Henry H001T Octagon Frontier Model .22LR
The state stocked about two dozen pheasant in this WMA very early in the morning, so the parking lot was filled with pickups and cars very early as the bird hunters attempted to get a jump on one another. Last weekend I made the decision to leave the shotgun in the car and head out with the Henry H001T Octagon .22 lever rifle. Squirrel hunting hasn't been good this year, but for some reason they were out last Saturday. The problem was that I was spotting them well out of shotgun range, and by the time I was able to get close enough to take a shot, either I was busted or a hunter with dog would enter the area and blow it. This time I decided to do some serious squirrel hunting with my scoped Henry rifle.
Last weekend was absolutely perfect weather for squirrels. They came out in numbers to gather nuts in the morning sun. The same wasn't true for today. It was dark and cold, but at least the air was calm. It was obvious that a storm was on its way, and as you would expect, the animals were hunked down and ready for it to hit. Birds were flying low and moving from tree to tree, making it difficult to differentiate between a bird and a squirrel in the branches. Crows were flying low and landing in the treetops, which was very unusual since they always fly high above the hunting area and land far from it where it's safe.

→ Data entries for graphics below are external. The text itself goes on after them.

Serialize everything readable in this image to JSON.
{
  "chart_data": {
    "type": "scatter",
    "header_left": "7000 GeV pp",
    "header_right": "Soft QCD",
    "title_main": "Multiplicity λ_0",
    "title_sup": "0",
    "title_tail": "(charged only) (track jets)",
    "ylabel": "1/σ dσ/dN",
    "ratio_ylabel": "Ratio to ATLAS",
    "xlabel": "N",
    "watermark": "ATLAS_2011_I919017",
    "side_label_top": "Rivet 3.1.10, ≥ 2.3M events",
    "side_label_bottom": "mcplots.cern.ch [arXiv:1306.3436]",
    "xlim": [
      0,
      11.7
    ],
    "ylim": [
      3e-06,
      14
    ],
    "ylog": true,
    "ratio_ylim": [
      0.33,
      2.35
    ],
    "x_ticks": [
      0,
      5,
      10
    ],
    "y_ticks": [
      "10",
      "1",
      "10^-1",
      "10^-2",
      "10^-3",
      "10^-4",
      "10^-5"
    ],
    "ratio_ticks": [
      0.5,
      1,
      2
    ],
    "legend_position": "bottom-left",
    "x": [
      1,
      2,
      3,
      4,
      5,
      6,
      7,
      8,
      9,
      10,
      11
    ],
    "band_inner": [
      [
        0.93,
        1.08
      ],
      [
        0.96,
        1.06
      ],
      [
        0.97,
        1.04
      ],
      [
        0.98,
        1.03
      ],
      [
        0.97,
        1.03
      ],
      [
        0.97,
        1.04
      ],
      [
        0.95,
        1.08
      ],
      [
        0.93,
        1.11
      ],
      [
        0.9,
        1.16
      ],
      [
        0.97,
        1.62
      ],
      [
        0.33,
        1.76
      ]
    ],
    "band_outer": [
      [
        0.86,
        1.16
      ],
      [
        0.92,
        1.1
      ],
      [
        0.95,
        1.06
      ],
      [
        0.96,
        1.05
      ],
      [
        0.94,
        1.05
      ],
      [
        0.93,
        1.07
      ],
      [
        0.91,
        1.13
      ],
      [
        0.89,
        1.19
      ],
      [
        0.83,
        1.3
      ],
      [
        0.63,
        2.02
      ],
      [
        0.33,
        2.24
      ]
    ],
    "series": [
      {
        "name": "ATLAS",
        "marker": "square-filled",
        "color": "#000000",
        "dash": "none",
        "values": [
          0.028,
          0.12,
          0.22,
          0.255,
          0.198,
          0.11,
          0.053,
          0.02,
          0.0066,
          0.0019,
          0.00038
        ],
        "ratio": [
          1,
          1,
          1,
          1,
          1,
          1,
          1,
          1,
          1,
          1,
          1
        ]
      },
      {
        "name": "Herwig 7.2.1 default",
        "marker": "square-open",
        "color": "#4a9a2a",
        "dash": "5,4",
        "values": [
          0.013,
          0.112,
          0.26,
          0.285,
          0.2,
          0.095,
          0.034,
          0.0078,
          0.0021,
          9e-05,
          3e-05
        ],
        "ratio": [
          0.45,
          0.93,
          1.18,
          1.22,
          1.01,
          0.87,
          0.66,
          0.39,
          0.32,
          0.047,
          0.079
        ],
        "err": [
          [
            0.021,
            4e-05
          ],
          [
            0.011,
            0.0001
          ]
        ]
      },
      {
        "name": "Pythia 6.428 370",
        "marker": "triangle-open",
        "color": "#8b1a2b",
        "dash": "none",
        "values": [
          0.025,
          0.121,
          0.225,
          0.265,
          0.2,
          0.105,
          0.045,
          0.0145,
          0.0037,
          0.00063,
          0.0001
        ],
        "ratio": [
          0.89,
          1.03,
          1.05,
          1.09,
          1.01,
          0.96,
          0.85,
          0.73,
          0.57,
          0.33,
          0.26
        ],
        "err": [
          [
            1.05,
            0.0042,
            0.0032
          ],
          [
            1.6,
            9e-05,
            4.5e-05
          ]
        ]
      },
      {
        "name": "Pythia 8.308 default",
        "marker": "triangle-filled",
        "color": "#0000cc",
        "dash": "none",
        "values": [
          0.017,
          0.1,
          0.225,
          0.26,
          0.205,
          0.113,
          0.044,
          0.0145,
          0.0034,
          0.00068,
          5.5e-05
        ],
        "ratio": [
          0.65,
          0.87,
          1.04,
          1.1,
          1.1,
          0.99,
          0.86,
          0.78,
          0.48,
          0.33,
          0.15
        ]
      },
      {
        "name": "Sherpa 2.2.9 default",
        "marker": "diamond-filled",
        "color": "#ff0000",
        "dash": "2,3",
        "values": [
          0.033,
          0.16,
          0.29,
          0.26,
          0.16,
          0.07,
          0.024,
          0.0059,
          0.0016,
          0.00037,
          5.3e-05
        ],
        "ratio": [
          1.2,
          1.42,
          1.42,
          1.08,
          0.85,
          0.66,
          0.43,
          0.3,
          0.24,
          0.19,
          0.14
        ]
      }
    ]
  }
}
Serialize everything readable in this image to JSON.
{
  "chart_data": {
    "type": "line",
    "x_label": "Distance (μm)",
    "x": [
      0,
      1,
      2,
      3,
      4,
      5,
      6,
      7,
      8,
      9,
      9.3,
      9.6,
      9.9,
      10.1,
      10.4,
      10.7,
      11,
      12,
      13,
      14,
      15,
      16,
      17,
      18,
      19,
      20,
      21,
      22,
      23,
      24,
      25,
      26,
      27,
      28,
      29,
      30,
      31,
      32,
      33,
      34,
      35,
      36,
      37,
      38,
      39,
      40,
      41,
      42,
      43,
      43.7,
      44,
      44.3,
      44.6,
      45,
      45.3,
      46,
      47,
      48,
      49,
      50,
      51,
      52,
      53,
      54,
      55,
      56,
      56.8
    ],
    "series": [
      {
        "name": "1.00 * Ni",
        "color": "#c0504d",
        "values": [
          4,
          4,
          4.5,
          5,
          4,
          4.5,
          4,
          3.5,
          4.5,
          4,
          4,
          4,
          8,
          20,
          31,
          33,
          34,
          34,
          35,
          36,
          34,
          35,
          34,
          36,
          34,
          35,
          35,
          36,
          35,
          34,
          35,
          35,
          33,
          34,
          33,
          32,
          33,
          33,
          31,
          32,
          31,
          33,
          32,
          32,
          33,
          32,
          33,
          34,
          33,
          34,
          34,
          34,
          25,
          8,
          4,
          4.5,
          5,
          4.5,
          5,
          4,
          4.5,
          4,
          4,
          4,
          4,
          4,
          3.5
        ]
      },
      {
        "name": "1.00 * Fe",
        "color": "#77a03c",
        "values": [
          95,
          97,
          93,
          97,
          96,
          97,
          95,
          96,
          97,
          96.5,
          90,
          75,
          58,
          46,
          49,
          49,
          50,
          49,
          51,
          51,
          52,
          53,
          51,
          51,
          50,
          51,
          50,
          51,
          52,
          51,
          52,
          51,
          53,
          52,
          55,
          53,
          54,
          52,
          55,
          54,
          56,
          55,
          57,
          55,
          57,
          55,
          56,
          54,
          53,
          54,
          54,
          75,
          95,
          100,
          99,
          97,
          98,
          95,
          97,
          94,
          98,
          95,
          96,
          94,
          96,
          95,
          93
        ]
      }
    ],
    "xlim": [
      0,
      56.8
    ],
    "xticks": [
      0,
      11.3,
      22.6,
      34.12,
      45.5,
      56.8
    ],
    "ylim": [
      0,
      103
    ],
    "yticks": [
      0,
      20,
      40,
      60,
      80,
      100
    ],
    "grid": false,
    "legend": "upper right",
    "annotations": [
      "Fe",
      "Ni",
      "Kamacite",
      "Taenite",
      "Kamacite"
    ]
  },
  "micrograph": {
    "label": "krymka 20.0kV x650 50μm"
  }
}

It took a good hour before I spotted the first squirrel moving at the very top of a large tree. The fact that it's still early in the season and most of the leaves are still on the trees made it difficult to get a good visual. I had to quietly move closer, which isn't easy in this reed-covered area. Putting tree trunks between myself and the squirrel to mask my movement resulted in losing sight of the squirrel.
At my first visual clearing I stood behind a tree and searched for movement. Combing the top of the tree with my scope, I finally spotted the squirrel lying flat on a high branch, remaining motionless with only its head exposed. Getting it in view again I increased the scopes power to 7x and moved in a bit to give me a body shot. Bracing myself against the tree, I put the cross hairs on it and squeezed off a shot. It barely moved and didn't seem to be hit. I squeezed off another and this time it moved a few feet and stopped. Could I be missing it?! Did I knock my scope off? I fired a third round and this time it dropped. There's nothing like watching a squirrel drop from a high branch and hit the ground early in the morning. It's the sound of victory!
Usually I would run towards the squirrel to be sure it was dead and avoid having one crawl away wounded, but something told me to sit tight this time. Did I catch something moving in the corner of my eye in the same tree? Listening to my instincts paid off. There it was; a second squirrel, and this was a big one. For some reason it appeared dark in color, and I had a hard time seeing it against the dark tree bark. The squirrel began to run and when it stopped on the trunk, I fired off two quick rounds and it dropped. When was the last time I dropped two squirrels on the same tree? I bet it was a couple years back on the day I bagged the limit of eight.
Looking at the first squirrel, it was obvious that it had been hit numerous times. My scope wasn't off, but this was a tough one. I guess I didn't hit a vital organ with the first two shots. The second squirrel proved to be a standard gray as well. I wonder why it looked so dark in the tree?
Pheasant hunters with dogs soon began moving into the area so I was forced to move on. Snow was beginning to fall and that was the end of today's hunt. This brings my squirrel count for the season up to 8. Until next weekend's hunt.